Internet au bout du fil, aujourd'hui c'est normal ! Le téléphone mobile est devenu un outil de communication devenu quasi indispensable et de plus en plus connecté. Selon le centre de recherche pour l'étude et l'observation des conditions de vie (CREDOC juin 2012), près de la moitié des jeunes de 12-17 ans ont un smartphone avec lequel ils se connectent. Dotés d’outils multimédias, de jeux et de connexion à internet, les téléphones mobiles sont accessoirement des téléphones mais pas seulement !
Massivement équipés de portables, les jeunes apprennent en grande majorité à utiliser leurmobile tous, seuls de façon intuitive, ou en regardant ce que font leurs amis. Selon l'étude nationale Crédoc , les jeunes de 12/17 ans étaient 82% à avoir un portable, et 46% à posséder un Smartphone. Pour quoi faire ?
• Envoyer des SMS (texto, ces petits messages écrits, souvent sur un mode propre à cette usage) à raison de 435 par semaine pour les 12-17 ans. Cette pratique s'explique en partie par le fait que l'envoi illimité de SMS est souvent compris dans les forfaits des jeunes
• Se connecter à Internet.
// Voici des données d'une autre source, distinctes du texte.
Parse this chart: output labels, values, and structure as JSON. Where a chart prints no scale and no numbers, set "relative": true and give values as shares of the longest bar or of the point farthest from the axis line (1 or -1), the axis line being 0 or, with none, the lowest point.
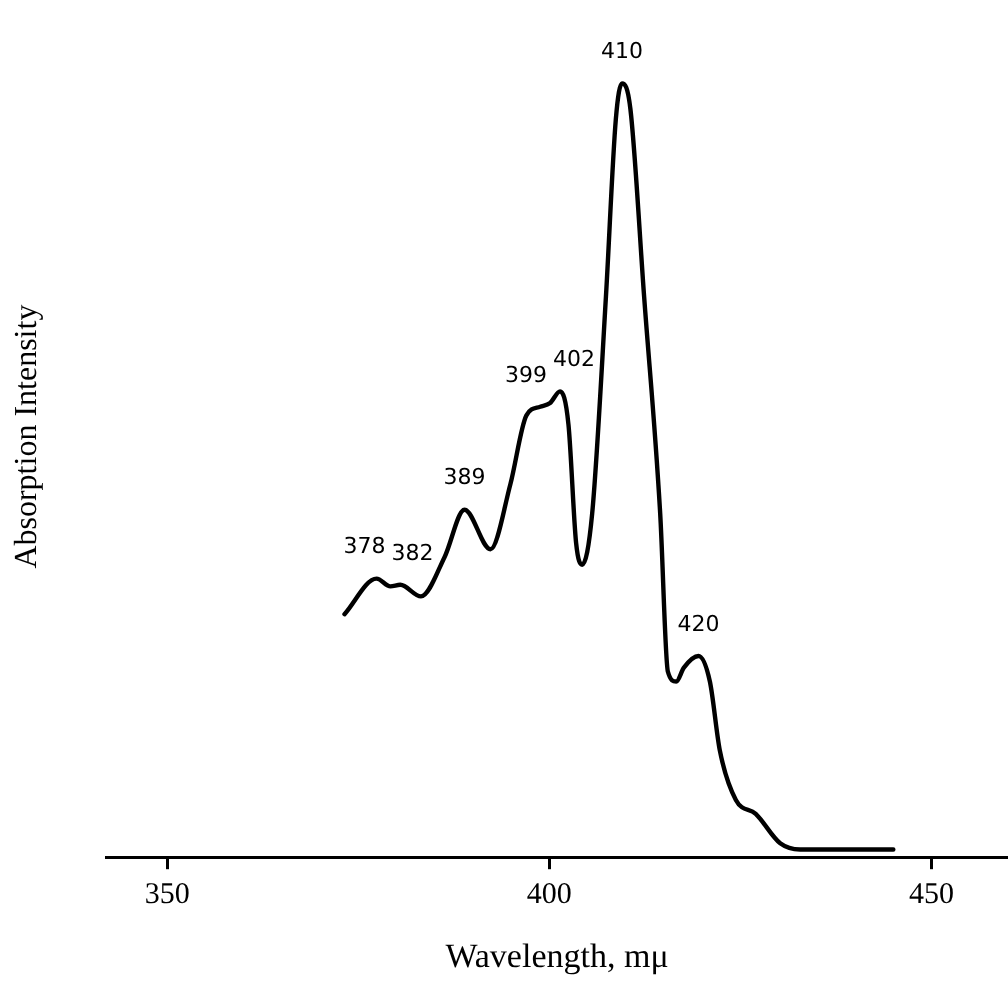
{
  "chart_data": {
    "type": "line",
    "xlabel": "Wavelength, mμ",
    "ylabel": "Absorption Intensity",
    "relative": true,
    "xlim": [
      342,
      460
    ],
    "xticks": [
      350,
      400,
      450
    ],
    "grid": false,
    "legend": false,
    "marker": "none",
    "line_style": "solid",
    "series": [
      {
        "color": "#000000",
        "x": [
          373.2,
          377.4,
          379.2,
          380.5,
          383.2,
          386.3,
          388.9,
          392.3,
          394.9,
          397,
          398.8,
          400.1,
          401.4,
          402.5,
          403.5,
          404.3,
          405.6,
          407.4,
          408.7,
          409.5,
          410.6,
          412.4,
          414.5,
          415.5,
          416.6,
          417.6,
          419.5,
          421,
          422.3,
          424.4,
          427,
          430.2,
          432.8,
          438,
          445
        ],
        "values": [
          0.314,
          0.36,
          0.35,
          0.352,
          0.337,
          0.388,
          0.449,
          0.398,
          0.482,
          0.571,
          0.582,
          0.587,
          0.602,
          0.559,
          0.406,
          0.378,
          0.444,
          0.724,
          0.954,
          1,
          0.967,
          0.724,
          0.444,
          0.24,
          0.227,
          0.245,
          0.26,
          0.227,
          0.138,
          0.074,
          0.056,
          0.018,
          0.01,
          0.01,
          0.01
        ]
      }
    ],
    "annotations": [
      {
        "text": "378",
        "x": 377.4,
        "y": 0.36
      },
      {
        "text": "382",
        "x": 380.5,
        "y": 0.352
      },
      {
        "text": "389",
        "x": 388.9,
        "y": 0.449
      },
      {
        "text": "399",
        "x": 398.8,
        "y": 0.582
      },
      {
        "text": "402",
        "x": 401.4,
        "y": 0.602
      },
      {
        "text": "410",
        "x": 409.5,
        "y": 1
      },
      {
        "text": "420",
        "x": 419.5,
        "y": 0.26
      }
    ]
  }
}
Avec la généralisation des smartphones, la disponibilité toujours plus grande de wifi (donc de connection gratuite, non déduite du forfait), cet usage qui concernait déjà près de la moitié des jeunes en juin 2012 ne cesse de se généraliserAutant dire qu'il est besoin de la même éducation à l'Internet pour les utilisateurs de mobile que ceux qui sont connectés via l'ordinateur. Ce que quelques parents oublient...
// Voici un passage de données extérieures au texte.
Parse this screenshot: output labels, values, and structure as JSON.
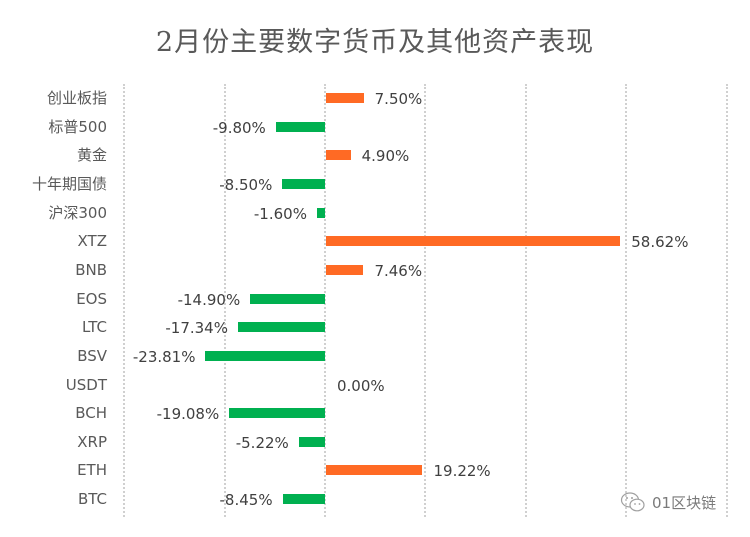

• Prendre et envoyer des photos/vidéos : Le téléphone portable est devenu le premier appareil photos des jeunes, qui raffolent des modèles proposant cette fonctionnalité. Les 15-17 sont leaders en matière de prise et d’envoi d’images (fixes ou vidéos) sur leur portable.
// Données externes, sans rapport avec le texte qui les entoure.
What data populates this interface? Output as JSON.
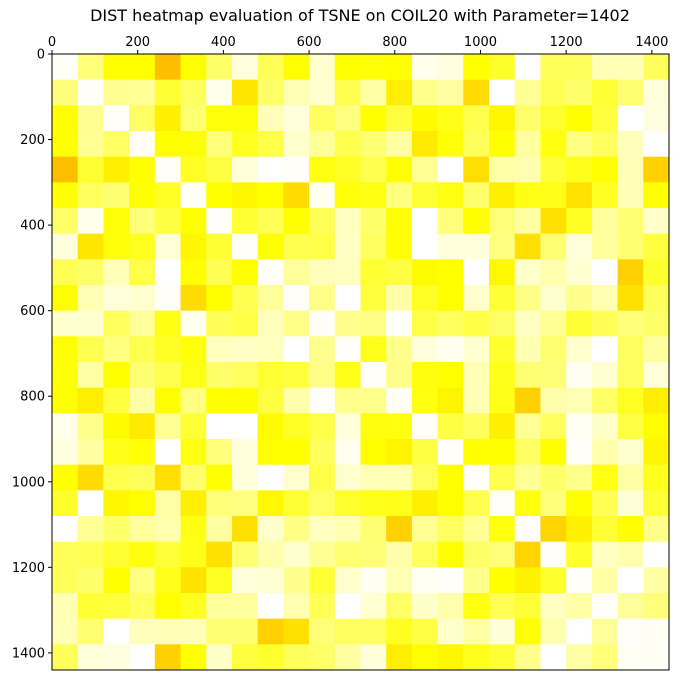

• Jouer : qu'il s'agisse de petites applications téléchargées souvent gratuitement sur leur téléphone, ou de jeux proposés par les réseaux sociaux accessibles sur mobile, on joue aussi beaucoup avec son portable à de petits jeux amusants et peu implicants en général. Plutôt histoire de passer le temps chez les adolescents.A noter, les très nombreux jeunes, voire très jeunes enfants qui jouent sur les smartphones de leurs parents (ou leurs tablettes)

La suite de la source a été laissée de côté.